На титульном листе книги «Музыка как предмет логики» указано, что ее автор — «А. Ф. Лосев, профессор Московской государственной консерватории». Лосев работал в консерватории в 20–е гг. Он знал, что в условиях социально–политической жизни того времени его учение об искусстве обречено на провал. Наверное, поэтому «Музыкальный миф» в работе «Музыка как предмет логики» так пронизан гофмановскими интонациями. Возрождение философии музыки Лосева началось в 80–е гг., когда профессор Московской консерватории, один из виднейших представителей музыкальной науки второй половины XX в., ΙΟ. Н. Холопов, определил место философско–музыкального учения Лосева в том же «ряду музыкально–теоретических концепций, к которому принадлежат выдающиеся ученые XX в., такие, как Яворский, Танеев, Конюш, Асафьев». Однако теорию Лосева «замалчивают или игнорируют», что связано, по мысли Холопова, не только с трудностью «жанра, содержания и языка», но и с трудностью «вхождения в научный обиход высокой и по конструкции сложной теории философско–музыкального плана». Приводимые ниже мысли Холопова из другой его работы уже позволяют говорить о начале такого «вхождения». Ссылаясь на «Музыку как предмет логики» Лосева, Холопов утверждает, что «заветная конечная задача теории музыки оказывается лежащей в области философской науки». Здесь же Холопов предлагает заменить асафьевскую триаду «композитор — исполнитель — слушатель» тетрактидой «сочинение — исполнение — восприятие — постижение музыки»… В конечном счете «четверичность музыки–процесса есть прохождение одного и того же феномена музыкального творения через толщу всех участников» . Другими словами, «постижение» выступает как завершение, чисто смысловая телесность, что напоминает о лосевской софийности как о символе смысловой телесности, в условиях которой только и возможна, по Лосеву, жизнь художественной формы как символа и как личности.

…В своем комментарии к предыдущему переизданию «Музыки как предмета логики» я отмечал связь Г. Г. Нейгауза с А. Ф. Лосевым . Тема «Лосев и Нейгауз» требует специального рассмотрения, а сейчас скажем только одно. Когда Нейгауз говорит, что «синкопа, гражданка Синкопа, есть определенное лицо… с определенным выражением… и значением», мы должны признать: это и есть то самое лосевское личностное понимание художественной формы.
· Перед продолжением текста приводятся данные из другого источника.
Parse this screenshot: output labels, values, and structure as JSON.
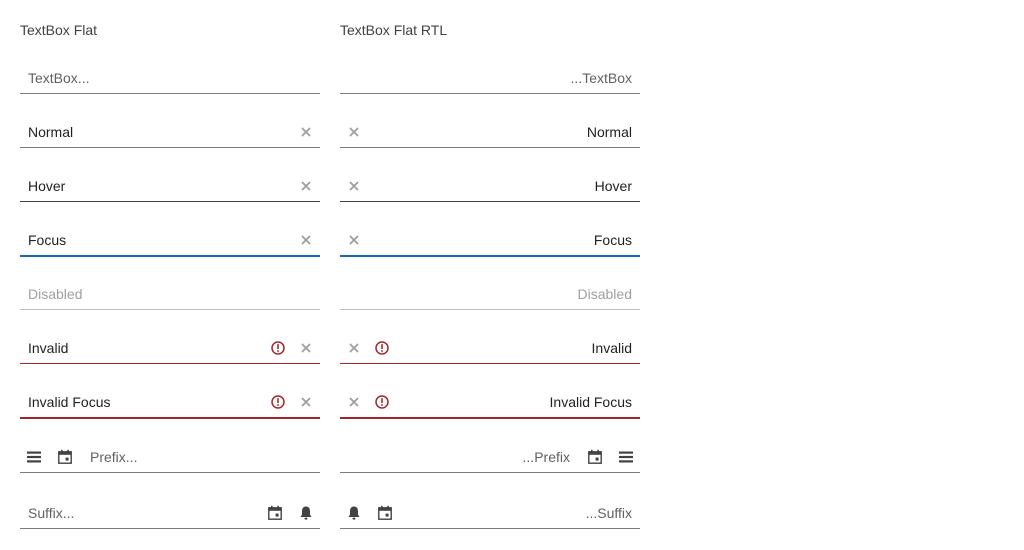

И когда Нейгауз говорит, что «нельзя путать Марию Павловну (тр) с Марией Федоровной (mf), Петю (р) с Петром Петровичем (рр), Федю (f) с Федором Федоровичем (ff)», это тоже свидетельствует о глубоко личностном понимании у Нейгауза не только художественной формы как таковой, но и каждого знака в нотном тексте. «Много званых, но мало избранных…»

Μ. М. Гамаюнов. Ростов–на–Дону, январь — февраль 1995 г.